La journée s'étire. O. est malade et moi je suis malade avec lui. Mon corps va comme d'habitude, mais la paresse m'a envahie. Je n'ai envie de rien. Je pense simplement que je suis un bien mauvais garde-malade. La télé est allumée. On ne s'intéresse pas vraiment aux mêmes programmes. Tout blanc dans sa couverture, les cheveux en bataille, O. laisse défiler dans l'écran de vieux dessins animés qui, à eux seuls, sont des souvenirs d'enfance. Niki Larson, la voix nasillarde de Dorothée dans le générique de Dragon Ball Z et Télémaque dans Ulysse 31. Le regard éteint, O. avale les images, l'esprit ailleurs. Je n'arrive pas à suivre ces dessins colorés que, pourtant, autrefois, j'ai regardés. Je n'arrive pas à partir non plus à quitter la couverture chaude du canapé, à laisser O. seul avec sa fièvre. Alors je me tourne vers la fenêtre et me plonge dans mon bouquin. Pour tenir le livre ouvert, je suis obligée de sortir une main de la couverture. J'alterne la main gauche et la main droite, réchauffant la main libre en la coinçant entre mes cuisses. J'arrive à me concentrer sur ma lecture, sans être perturbée par les bruits de la télévision. Mina est près de moi. O. l'a appelée plusieurs fois, mais elle a préféré mon canapé au sien : il est près de la fenêtre et ainsi, elle peut regarder dehors les feuilles du balcon qui virevoltent, les pigeons qui la narguent et les gens dans les bureaux, là-bas, de l'autre côté du trottoir.

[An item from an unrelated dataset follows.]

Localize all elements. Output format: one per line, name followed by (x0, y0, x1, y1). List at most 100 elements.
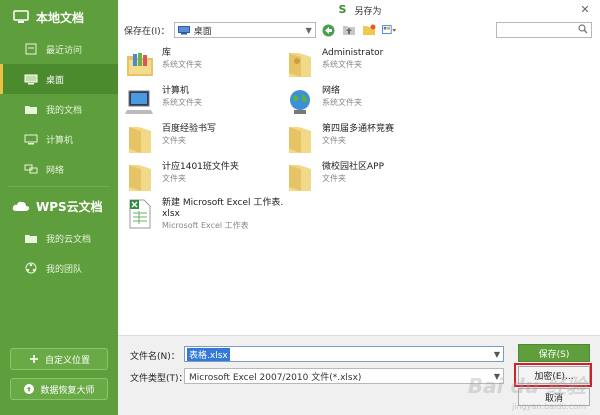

O. est parti se coucher. Il n'a pas voulu déjeuner. J'ai avalé rapidement, devant l'ordinateur, une soupe de nouilles chinoises hyophilisées. J'aurais des tas de choses à faire. Préparer les vacances au Japon, répondre à des mails en retard, apprendre mes leçons d'arabe, finir une nouvelle commencée il y a une éternité. Et puis aussi faire les courses, balayer les aiguilles de sapin que le chat s'amuse à arracher, lancer une lessive. Mais je n'ai envie de rien. Allongée dans le canapé du salon, le chat calé contre moi, je regarde les feuilletons de l'après-midi sur M6. J'ai une vague honte. Le collant sentiment que je perds mon premier jour de vacances dans la paresse. Mais je n'arrive pas à bouger. Je parviens juste à me lever pour attraper le téléphone et, après de multiples appels, joindre la Poste qui me répond qu'elle va mener une enquête sur mon colis qui n'est pas encore arrivé à destination. Je dis à O. que ce n'est pas encore aujourd'hui qu'il aura son cadeau de Noël. Je dis aussi qu'à la Poste ce sont des débiles mentaux. Ça me soulage un peu de dire ça, même si je sais bien que ça ne veut rien dire. Je vais nettoyer la litière du chat et descendre la poubelle. Dans l'ascenseur, je me dis que je suis une mauvaise garde-malade, et une mauvaise épouse aussi.

C'est presque le dernier jour de l'année. On laisse passer la journée sans essayer de la rattraper. Inconsciemment, on se dit qu'il vaut mieux être déjà demain parce que demain, sûrement, ça ira mieux. Demain, O. ne sera plus malade. Et moi je ne serai plus malade à le regarder malade.